2026-05-15

Pronunciamiento

Defensoría del Pueblo y Diócesis de El Alto exhortan a priorizar el diálogo y abrir corredores humanitarios

“La actual coyuntura exige poner en el centro a las personas, especialmente a quienes viven en situación de vulnerabilidad”, señala parte de un documento difundido este viernes.

La Defensoría del Pueblo de Bolivia y la Diócesis de El Alto expresaron este viernes su preocupación por el impacto humano, económico y social que generan los bloqueos y la conflictividad social que persisten en distintas regiones del país, especialmente en el departamento de La Paz, y exhortaron a los sectores movilizados y a las autoridades a priorizar el diálogo y la protección de los derechos fundamentales.

Mediante un pronunciamiento conjunto, ambas instituciones señalaron que la actual crisis afecta a miles de familias bolivianas y advirtieron que las medidas de presión no deben vulnerar derechos esenciales como el acceso a la salud, la alimentación, la integridad personal y la libre circulación.

“La actual coyuntura exige poner en el centro a las personas, especialmente a quienes viven en situación de vulnerabilidad”, señala parte del documento difundido este viernes.

La Defensoría y la Iglesia Católica alertaron sobre las dificultades que enfrentan numerosas comunidades para recibir alimentos y medicamentos, así como los problemas de movilización para pacientes y personal médico.
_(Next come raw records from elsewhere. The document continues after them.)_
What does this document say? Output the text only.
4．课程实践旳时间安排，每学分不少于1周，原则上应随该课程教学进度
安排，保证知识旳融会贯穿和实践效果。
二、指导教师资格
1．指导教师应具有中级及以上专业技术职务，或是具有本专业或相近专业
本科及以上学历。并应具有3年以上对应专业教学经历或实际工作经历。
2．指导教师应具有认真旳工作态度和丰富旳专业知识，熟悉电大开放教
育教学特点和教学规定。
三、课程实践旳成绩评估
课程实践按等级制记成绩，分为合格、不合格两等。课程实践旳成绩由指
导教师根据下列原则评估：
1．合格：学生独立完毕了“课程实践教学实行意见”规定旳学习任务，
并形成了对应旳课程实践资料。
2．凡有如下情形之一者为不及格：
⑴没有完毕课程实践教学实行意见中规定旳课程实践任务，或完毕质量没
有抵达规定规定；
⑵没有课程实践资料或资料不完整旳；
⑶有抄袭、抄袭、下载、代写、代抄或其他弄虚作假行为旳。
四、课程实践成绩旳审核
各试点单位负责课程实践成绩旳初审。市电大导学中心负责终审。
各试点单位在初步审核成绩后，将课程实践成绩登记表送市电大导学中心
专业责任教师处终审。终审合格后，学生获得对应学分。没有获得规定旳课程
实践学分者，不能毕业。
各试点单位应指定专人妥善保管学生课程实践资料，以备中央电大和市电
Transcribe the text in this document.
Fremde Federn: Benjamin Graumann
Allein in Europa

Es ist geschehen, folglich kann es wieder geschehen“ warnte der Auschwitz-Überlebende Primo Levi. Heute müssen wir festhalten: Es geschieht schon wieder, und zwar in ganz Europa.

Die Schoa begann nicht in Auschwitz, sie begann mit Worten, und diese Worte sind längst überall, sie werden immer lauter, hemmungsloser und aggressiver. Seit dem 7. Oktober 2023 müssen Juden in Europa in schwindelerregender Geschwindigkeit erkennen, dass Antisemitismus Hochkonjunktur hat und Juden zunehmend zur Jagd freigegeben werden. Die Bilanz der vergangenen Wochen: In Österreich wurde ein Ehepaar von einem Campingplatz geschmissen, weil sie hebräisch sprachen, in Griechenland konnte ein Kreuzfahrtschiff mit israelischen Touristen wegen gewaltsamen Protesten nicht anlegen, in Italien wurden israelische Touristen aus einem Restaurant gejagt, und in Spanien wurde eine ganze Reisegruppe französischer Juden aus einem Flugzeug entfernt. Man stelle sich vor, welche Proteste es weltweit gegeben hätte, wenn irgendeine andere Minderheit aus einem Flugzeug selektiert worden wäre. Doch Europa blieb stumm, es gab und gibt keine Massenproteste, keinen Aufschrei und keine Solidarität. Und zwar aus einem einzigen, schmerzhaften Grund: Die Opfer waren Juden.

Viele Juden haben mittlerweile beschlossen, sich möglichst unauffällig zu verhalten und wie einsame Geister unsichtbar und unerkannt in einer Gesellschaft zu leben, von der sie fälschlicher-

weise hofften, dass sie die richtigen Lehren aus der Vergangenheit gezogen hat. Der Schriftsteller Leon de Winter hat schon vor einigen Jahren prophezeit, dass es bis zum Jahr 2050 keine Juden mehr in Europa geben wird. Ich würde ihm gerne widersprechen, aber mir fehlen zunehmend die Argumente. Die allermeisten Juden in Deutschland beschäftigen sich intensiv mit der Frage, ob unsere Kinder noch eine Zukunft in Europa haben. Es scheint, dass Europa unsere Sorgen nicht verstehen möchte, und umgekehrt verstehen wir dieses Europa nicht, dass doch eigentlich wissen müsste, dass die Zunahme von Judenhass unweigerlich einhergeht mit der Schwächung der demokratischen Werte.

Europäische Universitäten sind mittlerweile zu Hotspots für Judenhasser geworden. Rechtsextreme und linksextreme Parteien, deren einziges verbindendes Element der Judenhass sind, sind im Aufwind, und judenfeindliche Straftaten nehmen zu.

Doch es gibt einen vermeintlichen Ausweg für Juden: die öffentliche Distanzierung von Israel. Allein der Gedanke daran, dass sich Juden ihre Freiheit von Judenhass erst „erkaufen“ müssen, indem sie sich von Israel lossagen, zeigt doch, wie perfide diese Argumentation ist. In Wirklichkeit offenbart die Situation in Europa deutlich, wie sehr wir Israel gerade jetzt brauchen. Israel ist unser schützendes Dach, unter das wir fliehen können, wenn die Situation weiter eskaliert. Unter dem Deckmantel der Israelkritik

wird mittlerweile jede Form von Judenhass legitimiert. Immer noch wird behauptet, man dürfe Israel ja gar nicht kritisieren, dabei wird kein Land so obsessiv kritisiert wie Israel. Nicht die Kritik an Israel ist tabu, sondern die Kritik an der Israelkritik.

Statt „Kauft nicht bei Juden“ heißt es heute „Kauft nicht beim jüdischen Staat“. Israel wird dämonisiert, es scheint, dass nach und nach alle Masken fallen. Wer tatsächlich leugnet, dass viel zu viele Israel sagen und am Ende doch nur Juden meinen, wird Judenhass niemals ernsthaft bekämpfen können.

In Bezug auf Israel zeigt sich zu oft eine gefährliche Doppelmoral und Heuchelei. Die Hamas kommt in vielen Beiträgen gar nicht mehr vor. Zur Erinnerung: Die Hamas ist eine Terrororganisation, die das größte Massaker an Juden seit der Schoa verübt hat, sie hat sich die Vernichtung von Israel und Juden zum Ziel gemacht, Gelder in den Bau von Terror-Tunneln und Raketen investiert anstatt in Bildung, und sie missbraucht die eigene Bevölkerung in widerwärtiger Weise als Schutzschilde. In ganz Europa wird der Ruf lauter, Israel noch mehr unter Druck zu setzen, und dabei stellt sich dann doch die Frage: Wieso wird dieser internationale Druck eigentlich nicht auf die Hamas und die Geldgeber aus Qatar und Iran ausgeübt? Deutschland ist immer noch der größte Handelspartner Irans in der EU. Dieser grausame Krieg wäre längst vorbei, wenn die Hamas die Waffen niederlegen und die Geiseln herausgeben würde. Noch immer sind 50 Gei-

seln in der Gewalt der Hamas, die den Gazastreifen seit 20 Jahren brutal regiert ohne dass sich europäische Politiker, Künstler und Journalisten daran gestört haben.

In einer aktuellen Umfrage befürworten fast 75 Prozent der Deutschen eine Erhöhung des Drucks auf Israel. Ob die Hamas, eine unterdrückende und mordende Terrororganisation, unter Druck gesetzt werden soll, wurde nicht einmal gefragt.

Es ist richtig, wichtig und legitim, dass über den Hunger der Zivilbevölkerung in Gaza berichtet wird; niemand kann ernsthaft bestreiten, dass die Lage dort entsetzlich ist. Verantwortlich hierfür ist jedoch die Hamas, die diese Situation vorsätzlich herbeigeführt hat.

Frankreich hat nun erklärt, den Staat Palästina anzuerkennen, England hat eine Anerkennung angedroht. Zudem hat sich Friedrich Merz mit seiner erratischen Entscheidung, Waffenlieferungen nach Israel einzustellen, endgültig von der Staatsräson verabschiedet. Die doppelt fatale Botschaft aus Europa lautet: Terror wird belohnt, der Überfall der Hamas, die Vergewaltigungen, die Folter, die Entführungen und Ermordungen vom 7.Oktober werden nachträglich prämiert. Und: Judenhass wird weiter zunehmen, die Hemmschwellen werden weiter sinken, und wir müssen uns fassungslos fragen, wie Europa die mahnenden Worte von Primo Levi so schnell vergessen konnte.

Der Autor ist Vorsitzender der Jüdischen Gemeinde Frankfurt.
También hicieron referencia a las pérdidas que sufren productores que no pueden trasladar sus cosechas debido a los puntos de bloqueo instalados en carreteras y vías estratégicas.

En ese contexto, las instituciones hicieron un llamado urgente a los sectores movilizados para permitir corredores humanitarios y garantizar el paso irrestricto de ambulancias, medicamentos, alimentos y combustible. Asimismo, exhortaron a las autoridades del Estado a promover espacios de diálogo efectivos y soluciones pacíficas que eviten una mayor confrontación y profundización de la crisis económica.

El pronunciamiento también estuvo dirigido a los líderes políticos y sociales, a quienes pidieron actuar con prudencia y evitar discursos que incentiven la violencia o profundicen la división entre bolivianos.

Ambas instituciones recordaron además el principio “ivi maraei” o “la tierra sin mal”, contemplado en el Artículo 8 de la Constitución Política del Estado, y señalaron que este valor se construye “cuando ningún boliviano le hace mal a otro boliviano, bajo ningún motivo y circunstancia”.

La crisis por los bloqueos ocurre en un contexto de creciente tensión social y política en Bolivia, donde los sectores movilizados apuntan una sola demanda, la renuncia del presidente Rodrigo Paz Pereira, aunque que el Ejecutivo ha descartado y, por el contrario, ha denunciado como un movimiento sedicioso.